Wife and I both have a toy, maybe use them solo like once or twice ever (when I'm out of town for work), use them at times together to enhance the fun.


----------



## marina72 (Dec 29, 2008)

my hubby and I have used toys together, he uses them on me evey now and then, but we prefer the real thing. I almost never use them alone, unless he's out of town, and even then, they dont' do a whole lot for me. I guess it's the rest of it that really gets me going, the kissing, oral , caressing, etc.... sex without that for me is not as much of a turn on, so toys don't do much for me. but, they can be fun when you are in a kinky mood!


----------



## okeydokie (Sep 10, 2008)

i have a boat, does that count?


----------



## marina72 (Dec 29, 2008)

No! hahaha...


----------



## snix11 (Sep 25, 2008)

I have sex toys - I would much prefer to use them WITH hubby, but he is upset and intimidated by them. So usually I end up using them by myself in another room after he falls asleep so I can get some release too.


----------



## snix11 (Sep 25, 2008)

Depends on how you use the boat


----------



## Fritz (Apr 3, 2009)

snix11 said:


> I have sex toys - I would much prefer to use them WITH hubby, but he is upset and intimidated by them. So usually I end up using them by myself in another room after he falls asleep so I can get some release too.

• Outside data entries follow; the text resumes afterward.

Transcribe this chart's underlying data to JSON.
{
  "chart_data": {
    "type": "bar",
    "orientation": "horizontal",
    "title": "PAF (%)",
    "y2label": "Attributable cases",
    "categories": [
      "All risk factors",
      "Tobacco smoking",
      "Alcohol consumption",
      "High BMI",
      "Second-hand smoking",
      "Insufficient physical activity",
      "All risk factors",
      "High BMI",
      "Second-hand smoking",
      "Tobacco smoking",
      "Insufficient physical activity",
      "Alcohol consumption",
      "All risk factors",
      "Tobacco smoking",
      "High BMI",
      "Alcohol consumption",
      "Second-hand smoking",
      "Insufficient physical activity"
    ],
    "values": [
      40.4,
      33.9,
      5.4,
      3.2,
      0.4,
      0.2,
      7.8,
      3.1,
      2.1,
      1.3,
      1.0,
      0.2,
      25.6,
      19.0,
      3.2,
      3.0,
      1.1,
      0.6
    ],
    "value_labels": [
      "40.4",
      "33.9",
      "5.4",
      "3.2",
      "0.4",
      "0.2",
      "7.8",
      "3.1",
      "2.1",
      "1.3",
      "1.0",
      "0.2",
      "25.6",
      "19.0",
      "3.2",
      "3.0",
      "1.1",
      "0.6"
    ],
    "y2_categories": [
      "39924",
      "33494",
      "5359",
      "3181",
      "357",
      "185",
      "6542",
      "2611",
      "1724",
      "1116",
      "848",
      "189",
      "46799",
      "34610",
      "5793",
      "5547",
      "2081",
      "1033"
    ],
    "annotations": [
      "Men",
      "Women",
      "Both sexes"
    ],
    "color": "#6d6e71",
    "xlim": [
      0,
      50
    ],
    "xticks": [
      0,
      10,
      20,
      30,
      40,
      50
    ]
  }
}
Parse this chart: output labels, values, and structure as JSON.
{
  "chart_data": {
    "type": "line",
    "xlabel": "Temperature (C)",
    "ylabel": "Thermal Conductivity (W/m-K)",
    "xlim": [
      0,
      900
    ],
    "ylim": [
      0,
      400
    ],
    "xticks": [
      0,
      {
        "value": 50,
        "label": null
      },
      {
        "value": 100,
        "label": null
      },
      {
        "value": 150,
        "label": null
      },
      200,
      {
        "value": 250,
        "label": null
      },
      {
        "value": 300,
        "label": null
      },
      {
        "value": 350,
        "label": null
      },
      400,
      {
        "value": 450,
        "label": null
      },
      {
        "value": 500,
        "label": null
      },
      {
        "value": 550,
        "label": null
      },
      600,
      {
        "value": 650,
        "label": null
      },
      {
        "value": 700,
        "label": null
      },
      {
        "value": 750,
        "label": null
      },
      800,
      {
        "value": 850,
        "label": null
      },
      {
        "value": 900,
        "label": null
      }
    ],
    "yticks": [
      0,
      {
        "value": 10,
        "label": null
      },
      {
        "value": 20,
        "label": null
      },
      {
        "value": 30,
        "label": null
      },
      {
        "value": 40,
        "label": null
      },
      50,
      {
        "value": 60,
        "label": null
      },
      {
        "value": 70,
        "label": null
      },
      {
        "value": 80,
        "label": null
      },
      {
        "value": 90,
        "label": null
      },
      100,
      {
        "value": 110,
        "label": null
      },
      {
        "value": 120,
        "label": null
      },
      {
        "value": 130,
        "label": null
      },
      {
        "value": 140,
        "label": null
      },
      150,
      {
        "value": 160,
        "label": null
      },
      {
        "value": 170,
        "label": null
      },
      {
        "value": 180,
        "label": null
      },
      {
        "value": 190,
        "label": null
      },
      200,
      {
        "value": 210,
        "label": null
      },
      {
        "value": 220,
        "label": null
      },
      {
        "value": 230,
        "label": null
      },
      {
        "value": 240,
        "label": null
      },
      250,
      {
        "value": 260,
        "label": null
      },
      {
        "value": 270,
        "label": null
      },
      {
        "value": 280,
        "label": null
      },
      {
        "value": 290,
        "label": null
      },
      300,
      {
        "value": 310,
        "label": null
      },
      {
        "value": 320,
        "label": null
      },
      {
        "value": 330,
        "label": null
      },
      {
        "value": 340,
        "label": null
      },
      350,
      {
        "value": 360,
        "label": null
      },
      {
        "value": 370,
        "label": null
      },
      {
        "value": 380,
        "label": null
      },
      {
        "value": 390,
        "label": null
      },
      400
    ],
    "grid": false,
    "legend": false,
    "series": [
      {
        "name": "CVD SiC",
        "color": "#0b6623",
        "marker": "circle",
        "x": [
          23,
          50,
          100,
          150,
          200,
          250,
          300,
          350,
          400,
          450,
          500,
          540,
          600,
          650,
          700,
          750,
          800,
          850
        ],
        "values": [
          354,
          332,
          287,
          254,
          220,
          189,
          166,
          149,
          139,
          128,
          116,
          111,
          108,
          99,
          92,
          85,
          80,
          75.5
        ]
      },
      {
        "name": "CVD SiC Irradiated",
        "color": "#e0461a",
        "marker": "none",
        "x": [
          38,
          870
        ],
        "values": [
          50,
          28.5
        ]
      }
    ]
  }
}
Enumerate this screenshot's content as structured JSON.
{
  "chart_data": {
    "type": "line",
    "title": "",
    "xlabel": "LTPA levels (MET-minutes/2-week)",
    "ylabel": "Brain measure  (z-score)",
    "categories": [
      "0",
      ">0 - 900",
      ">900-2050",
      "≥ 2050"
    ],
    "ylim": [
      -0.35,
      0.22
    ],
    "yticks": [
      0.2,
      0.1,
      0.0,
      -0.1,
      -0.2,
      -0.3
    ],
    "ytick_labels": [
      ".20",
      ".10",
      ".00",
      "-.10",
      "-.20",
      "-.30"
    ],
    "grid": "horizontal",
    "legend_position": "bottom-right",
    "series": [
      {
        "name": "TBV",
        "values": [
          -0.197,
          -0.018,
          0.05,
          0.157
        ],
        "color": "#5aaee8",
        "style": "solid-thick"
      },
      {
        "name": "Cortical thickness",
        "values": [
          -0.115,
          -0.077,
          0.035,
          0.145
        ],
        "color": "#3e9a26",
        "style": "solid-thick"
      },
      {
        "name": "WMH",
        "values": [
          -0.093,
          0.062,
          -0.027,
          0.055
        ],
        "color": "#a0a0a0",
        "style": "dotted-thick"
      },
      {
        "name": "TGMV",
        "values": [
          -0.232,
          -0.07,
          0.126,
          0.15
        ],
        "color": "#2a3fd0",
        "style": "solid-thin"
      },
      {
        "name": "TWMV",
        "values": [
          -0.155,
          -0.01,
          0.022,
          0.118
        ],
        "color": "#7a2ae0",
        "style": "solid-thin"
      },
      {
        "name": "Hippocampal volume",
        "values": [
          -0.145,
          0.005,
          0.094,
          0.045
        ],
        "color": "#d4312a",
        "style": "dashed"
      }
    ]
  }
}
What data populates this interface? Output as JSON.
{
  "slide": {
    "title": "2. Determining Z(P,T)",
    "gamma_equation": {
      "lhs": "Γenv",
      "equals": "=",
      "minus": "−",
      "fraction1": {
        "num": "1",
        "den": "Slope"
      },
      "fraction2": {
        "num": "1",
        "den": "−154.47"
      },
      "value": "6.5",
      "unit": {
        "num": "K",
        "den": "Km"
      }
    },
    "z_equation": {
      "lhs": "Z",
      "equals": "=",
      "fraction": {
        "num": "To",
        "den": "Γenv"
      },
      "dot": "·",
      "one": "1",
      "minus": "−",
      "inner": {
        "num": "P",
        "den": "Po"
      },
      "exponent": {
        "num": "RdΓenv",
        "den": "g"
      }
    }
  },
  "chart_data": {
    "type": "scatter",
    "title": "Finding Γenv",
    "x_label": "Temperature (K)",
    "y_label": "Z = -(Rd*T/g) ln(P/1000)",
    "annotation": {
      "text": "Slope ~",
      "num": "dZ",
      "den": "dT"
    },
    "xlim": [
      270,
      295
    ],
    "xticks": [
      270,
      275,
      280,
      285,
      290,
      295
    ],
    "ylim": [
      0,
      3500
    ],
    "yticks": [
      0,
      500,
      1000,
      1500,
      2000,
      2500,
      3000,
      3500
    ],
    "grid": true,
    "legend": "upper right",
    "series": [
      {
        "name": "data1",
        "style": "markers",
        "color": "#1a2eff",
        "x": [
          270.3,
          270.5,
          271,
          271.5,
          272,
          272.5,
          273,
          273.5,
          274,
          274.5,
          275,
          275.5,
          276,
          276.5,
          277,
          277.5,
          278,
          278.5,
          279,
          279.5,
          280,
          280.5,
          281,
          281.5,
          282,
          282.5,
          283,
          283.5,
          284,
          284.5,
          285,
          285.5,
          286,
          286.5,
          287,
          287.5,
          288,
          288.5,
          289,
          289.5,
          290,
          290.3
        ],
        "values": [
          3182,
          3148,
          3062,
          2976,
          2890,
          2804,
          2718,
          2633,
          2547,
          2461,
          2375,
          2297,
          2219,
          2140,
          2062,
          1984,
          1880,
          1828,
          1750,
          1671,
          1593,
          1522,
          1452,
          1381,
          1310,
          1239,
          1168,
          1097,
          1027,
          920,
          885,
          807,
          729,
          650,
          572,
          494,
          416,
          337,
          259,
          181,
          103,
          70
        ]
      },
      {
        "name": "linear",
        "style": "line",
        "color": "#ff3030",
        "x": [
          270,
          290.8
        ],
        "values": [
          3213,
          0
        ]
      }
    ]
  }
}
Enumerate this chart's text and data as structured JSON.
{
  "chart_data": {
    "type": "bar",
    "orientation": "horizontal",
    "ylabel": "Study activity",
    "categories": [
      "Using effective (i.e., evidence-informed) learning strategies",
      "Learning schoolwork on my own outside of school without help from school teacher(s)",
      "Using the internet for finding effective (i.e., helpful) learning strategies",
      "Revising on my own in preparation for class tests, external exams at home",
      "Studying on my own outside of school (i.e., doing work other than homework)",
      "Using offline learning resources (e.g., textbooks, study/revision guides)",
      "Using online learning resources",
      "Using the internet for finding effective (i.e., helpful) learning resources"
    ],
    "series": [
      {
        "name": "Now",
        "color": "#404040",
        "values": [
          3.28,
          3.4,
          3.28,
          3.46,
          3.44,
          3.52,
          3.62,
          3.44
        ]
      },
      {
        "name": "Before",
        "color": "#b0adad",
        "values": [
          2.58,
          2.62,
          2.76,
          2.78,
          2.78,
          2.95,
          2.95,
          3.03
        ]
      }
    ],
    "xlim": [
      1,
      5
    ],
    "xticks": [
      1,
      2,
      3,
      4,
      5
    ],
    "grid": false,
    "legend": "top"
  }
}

Why do we need release and from what.............?


----------



## Hispetal (Apr 18, 2009)

Release ... as in - stimulation leading to orgasm.

I have an interest in toys to an extent (haven't used them much), but I'm much more interested in tactile things ... like wax play, or being blindfolded. This all brings on heightened arousal for you and your partner, allowing all your senses to be stimulated. 

Yep yep! (blushes a bit)


----------



## Millania007 (Nov 16, 2009)

I have toys, they were not used for a LONG time until recently, my H used a toy on me for the first time the other night(we hv been together 12 years) I didnt even know he knew where I stashed them. I was so excited he was "down" to try something new, and that he felt confident enough to use it on me! At first he was intimidated by toys(he didnt tell me this but I could tell because when I showed him my new toys I had bought he rolled his eyes)
Glad he is starting to "use them on me" 
I have used them alone but only a handful of times
going solo bores me
I only go solo with the toys about once every 3 months or so if I have gone a week or something without nookie 
I go solo without any use of toys about once per month


----------